Apa yang ia lakukan sudah tepat kan? . . . . . . . . . . . . . . . . . . . . . . . . . . . . . . . . . . . .
Seminggu, sudah seminggu.
Jaemin kini lebih bersemangat karena selama seminggu ini Haechan benar-benar menghiburnya.
Sedangkan Jeno?
Terpuruk, walaupun ia bisa menutupi hal itu dengan baik.
Semua sosmed miliknya di block oleh Jaemin, bahkan pria manis itu pindah apartemen dengan meninggalkan semua barang pemberian Jeno.
Jeno menghela nafas, ada rasa kehilangan di hatinya. Seperti sebuah tempat yang biasanya selalu terisi, kini kosong.
Jeno menyesal? Bila diperbolehkan untuk berkata iya, Jeno akan berkata iya.
•••
Jaemin membuka lemari pendingin yang berada di supermarket, memilih beberapa minuman yang akan ia beli.
Jaemin mengambil dua botol, kemudian menutup pintu lemari pendingin tersebut. Saat ingin melanjutkan berbelanja, langkah Jaemin berhenti, Jeno berdiri tak jauh di depannya dengan tatapan tidak terbaca.
Jaemin hanya memasang wajah datar dan berjalan sambil membawa keranjang belanjaannya. Melewati tubuh tegap milik Jeno, Jaemin menahan nafas saat tercium bau parfum yang ia rindukan.
Jeno masih sama seperti dulu.
Jeno mengepalkan tangannya, rindu menggebu-gebu di hatinya. Menahan sakit saat melihat respon Jaemin.

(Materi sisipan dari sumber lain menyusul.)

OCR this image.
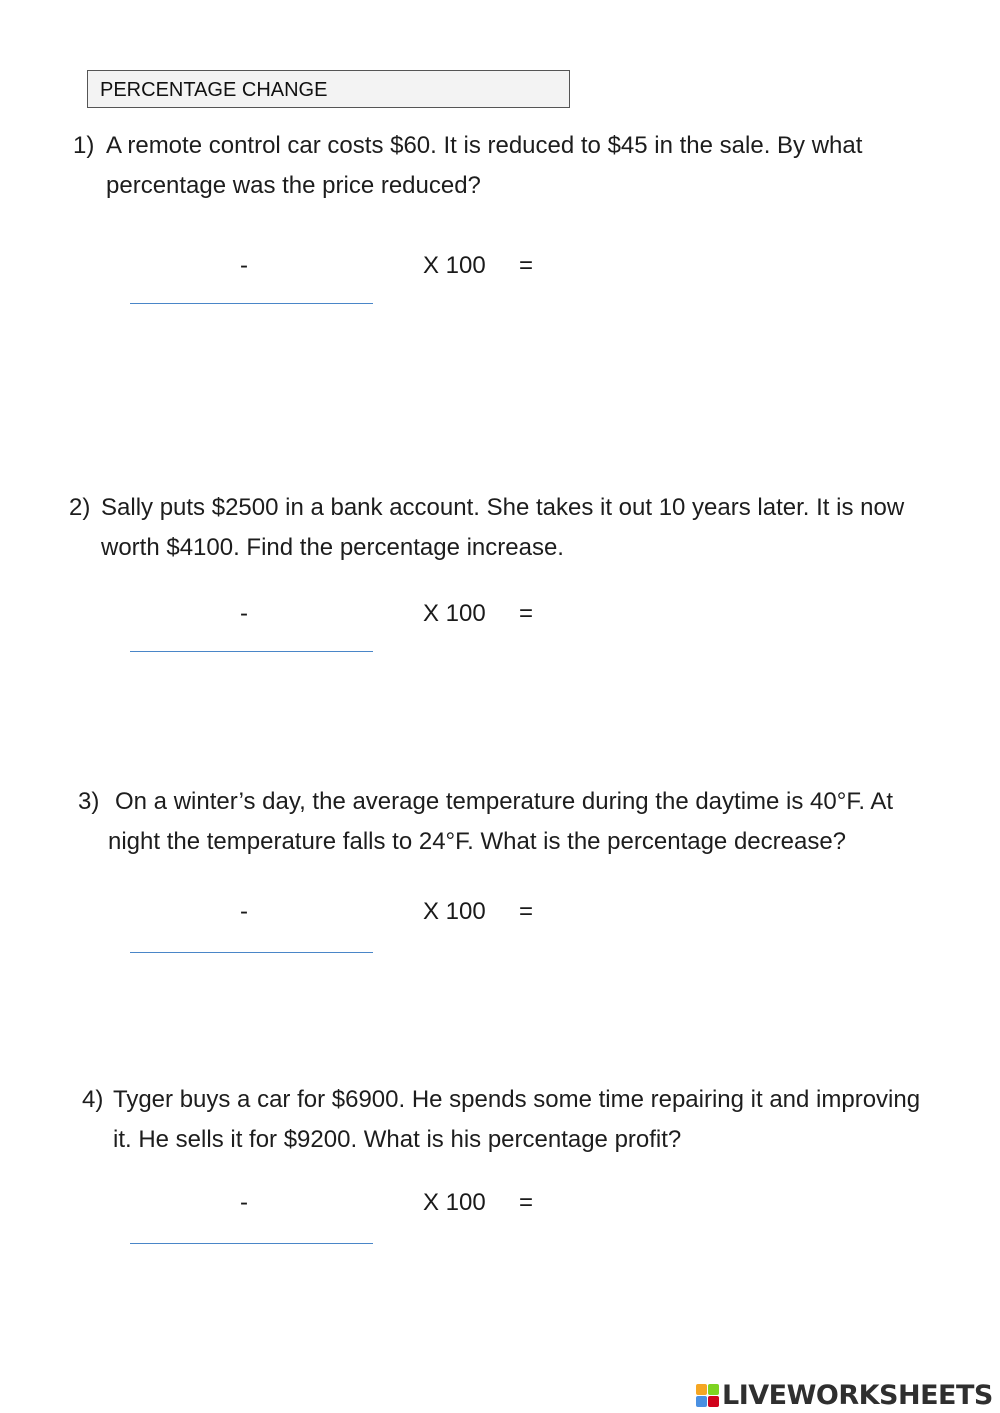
PERCENTAGE CHANGE
1) A remote control car costs $60. It is reduced to $45 in the sale. By what
percentage was the price reduced?
-	X 100 =
2) Sally puts $2500 in a bank account. She takes it out 10 years later. It is now
worth $4100. Find the percentage increase.
-	X 100 =
3) On a winter’s day, the average temperature during the daytime is 40°F. At
night the temperature falls to 24°F. What is the percentage decrease?
-	X 100 =
4) Tyger buys a car for $6900. He spends some time repairing it and improving
it. He sells it for $9200. What is his percentage profit?
-	X 100 =
LIVEWORKSHEETS
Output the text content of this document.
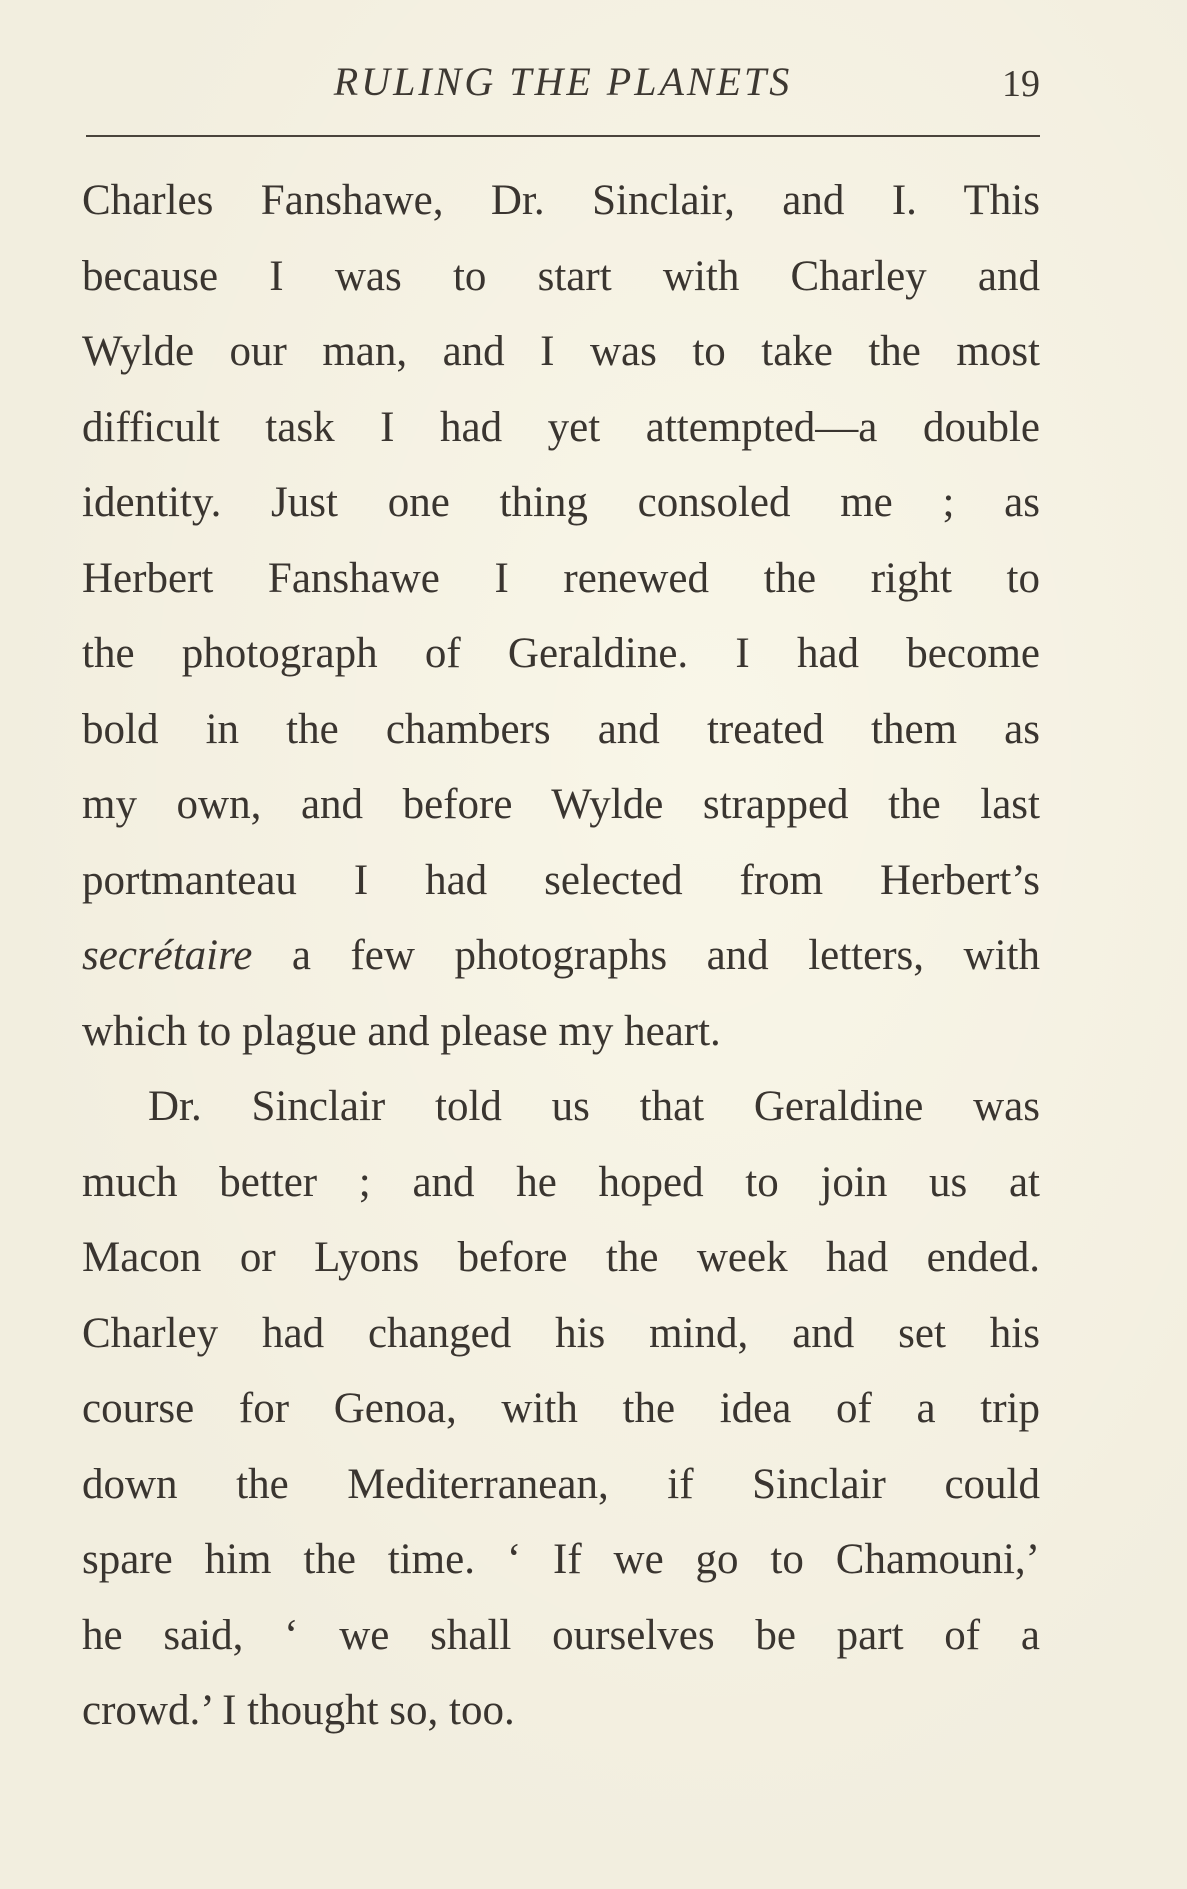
RULING THE PLANETS	19
Charles Fanshawe, Dr. Sinclair, and I. This
because I was to start with Charley and
Wylde our man, and I was to take the most
difficult task I had yet attempted—a double
identity. Just one thing consoled me ; as
Herbert Fanshawe I renewed the right to
the photograph of Geraldine. I had become
bold in the chambers and treated them as
my own, and before Wylde strapped the last
portmanteau I had selected from Herbert’s
secrétaire a few photographs and letters, with
which to plague and please my heart.
Dr. Sinclair told us that Geraldine was
much better ; and he hoped to join us at
Macon or Lyons before the week had ended.
Charley had changed his mind, and set his
course for Genoa, with the idea of a trip
down the Mediterranean, if Sinclair could
spare him the time. ‘ If we go to Chamouni,’
he said, ‘ we shall ourselves be part of a
crowd.’ I thought so, too.
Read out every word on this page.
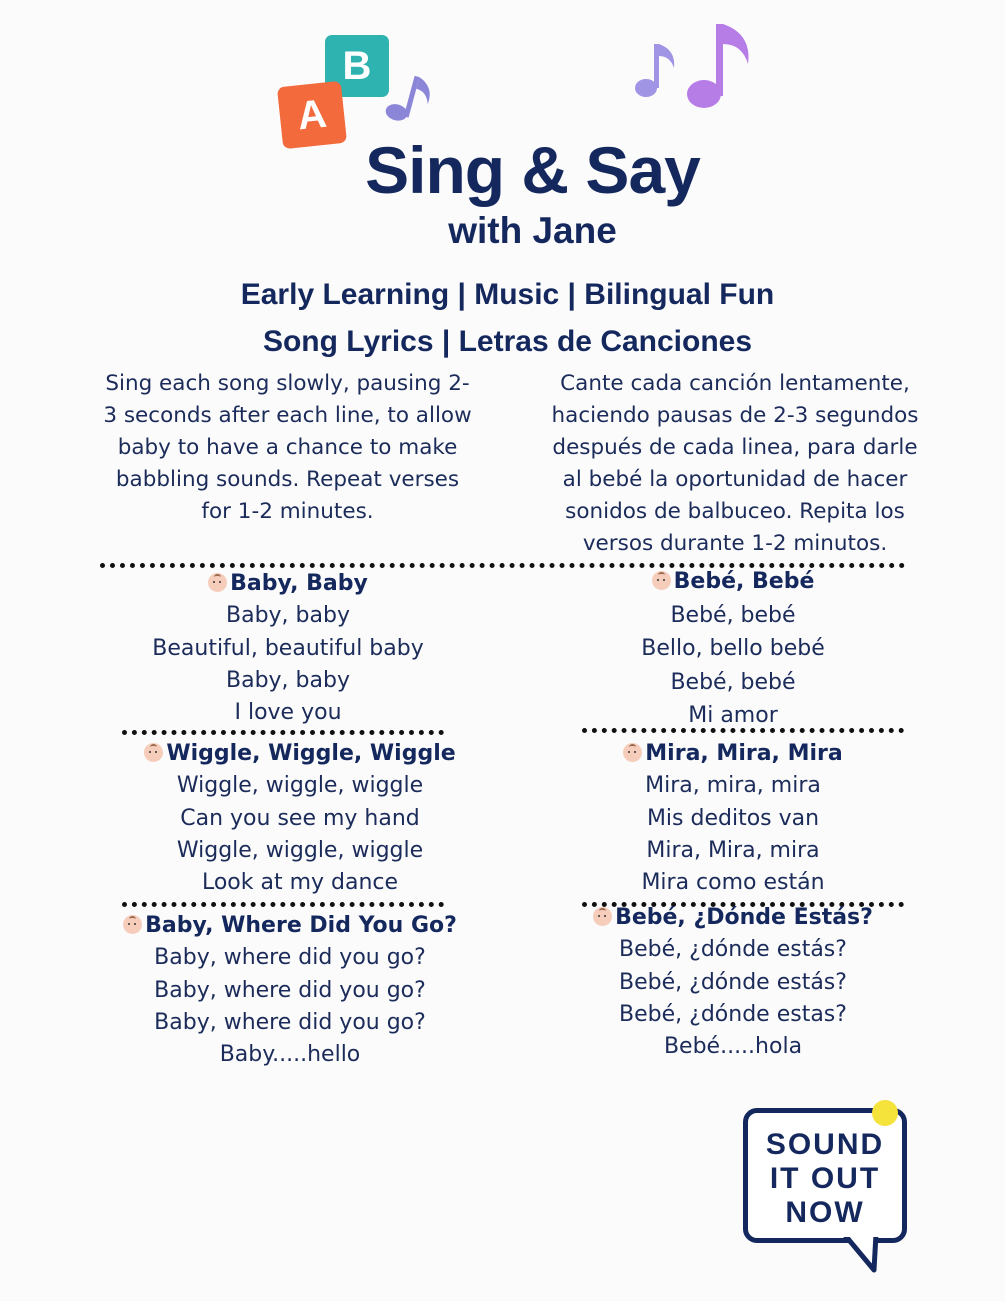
B
A
Sing & Say
with Jane
Early Learning | Music | Bilingual Fun
Song Lyrics | Letras de Canciones
Sing each song slowly, pausing 2-3 seconds after each line, to allow baby to have a chance to make babbling sounds. Repeat verses for 1-2 minutes.
Cante cada canción lentamente, haciendo pausas de 2-3 segundos después de cada linea, para darle al bebé la oportunidad de hacer sonidos de balbuceo. Repita los versos durante 1-2 minutos.
Baby, Baby
Baby, baby
Beautiful, beautiful baby
Baby, baby
I love you
Wiggle, Wiggle, Wiggle
Wiggle, wiggle, wiggle
Can you see my hand
Wiggle, wiggle, wiggle
Look at my dance
Baby, Where Did You Go?
Baby, where did you go?
Baby, where did you go?
Baby, where did you go?
Baby.....hello
Bebé, Bebé
Bebé, bebé
Bello, bello bebé
Bebé, bebé
Mi amor
Mira, Mira, Mira
Mira, mira, mira
Mis deditos van
Mira, Mira, mira
Mira como están
Bebé, ¿Dónde Estás?
Bebé, ¿dónde estás?
Bebé, ¿dónde estás?
Bebé, ¿dónde estas?
Bebé.....hola
SOUND
IT OUT
NOW
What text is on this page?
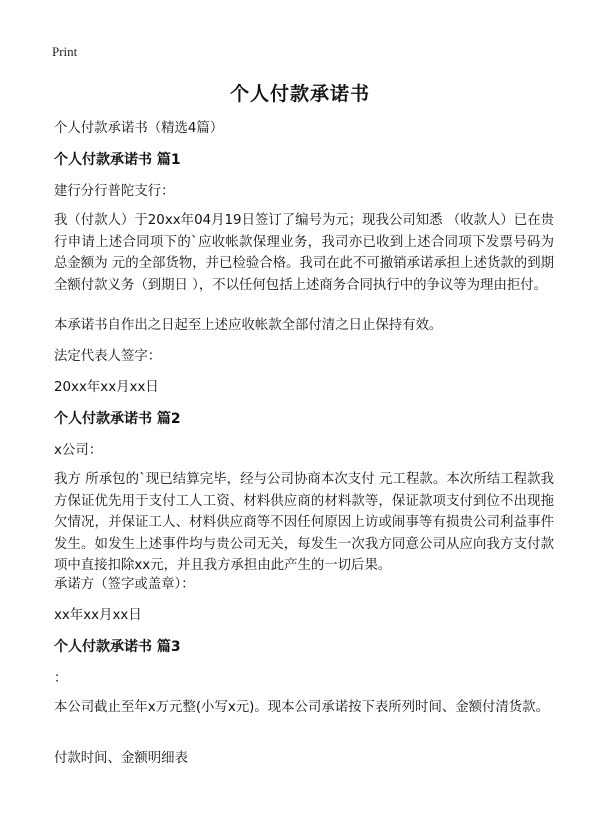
Print
个人付款承诺书
个人付款承诺书（精选4篇）
个人付款承诺书 篇1
建行分行普陀支行：
我（付款人）于20xx年04月19日签订了编号为元；现我公司知悉 （收款人）已在贵行申请上述合同项下的`应收帐款保理业务，我司亦已收到上述合同项下发票号码为 总金额为 元的全部货物，并已检验合格。我司在此不可撤销承诺承担上述货款的到期全额付款义务（到期日 ），不以任何包括上述商务合同执行中的争议等为理由拒付。
本承诺书自作出之日起至上述应收帐款全部付清之日止保持有效。
法定代表人签字：
20xx年xx月xx日
个人付款承诺书 篇2
x公司：
我方 所承包的`现已结算完毕，经与公司协商本次支付 元工程款。本次所结工程款我方保证优先用于支付工人工资、材料供应商的材料款等，保证款项支付到位不出现拖欠情况，并保证工人、材料供应商等不因任何原因上访或闹事等有损贵公司利益事件发生。如发生上述事件均与贵公司无关，每发生一次我方同意公司从应向我方支付款项中直接扣除xx元，并且我方承担由此产生的一切后果。
承诺方（签字或盖章）：
xx年xx月xx日
个人付款承诺书 篇3
：
本公司截止至年x万元整(小写x元)。现本公司承诺按下表所列时间、金额付清货款。
付款时间、金额明细表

Dan tanpa Jeno lihat, di keranjang Jaemin terdapat susu ibu hamil.
. . . . . . . . . . . . . . . . . . . . . . . . . . . . . . . . . . . .
Jaemin mengelus perutnya yang kini agak menonjol, tersenyum dengan bangganya sambil melihat cermin.
Ia duduk di sofa sambil melihat sebuah katalog perumahan. Ia akan berencana pindah dari daerah ini supaya kehamilannya tidak diketahui oleh Jeno.
Jeno? Jaemin sudah tidak peduli.
Yang ia pikiran sekarang adalah anaknya, hanya anaknya.
•••
“Sebulan lagi gue kayaknya pindah,” ucap Jaemin yang kini duduk di ruang tunggu rumah sakit.
“Lama banget! Keburu Jeno nya tau!”
Jaemin memasang wajah dengkinya. “Bawel banget sih! Gaji gue belom turun tau!”
“Kan bisa pake duit gue?!”
“Emang lo emak gue? Udah chan, makasih banget. Gue udah terlalu ngerepotin elo, nanti anak gue mirip elo,” ucap Jaemin yang kini tertawa kecil.
“Bangke lo ya, na. Harus mirip gue lah! Gue bapaknya.”
“Cuci muka dulu lo, masih ngantuk otak lo,” balas Jaemin sebal.
Haechan pun tertawa diseberang sana, kemudian pamit dan mematikan panggilan.
Jaemin tersenyum melihat ponselnya, kemudian ia memasukan ke dalam tas dan duduk tenang menunggu giliran.
“Na Jaemin?”
Jaemin menoleh saat suster memanggilnya. Ia segera bangkit dan berjalan ke dalam ruangan. Ia agak gugup karena ini pertama kalinya ia periksa janin.
Tapi, saat memasuki ruangan, tubuh Jaemin seketika kaku.
Begitu pun dengan Jeno, menatap terkejut ke arah Jaemin.
“Tuh kan, udah ada pasien aku. Sono pergi,” usir sang dokter ke arah Jeno.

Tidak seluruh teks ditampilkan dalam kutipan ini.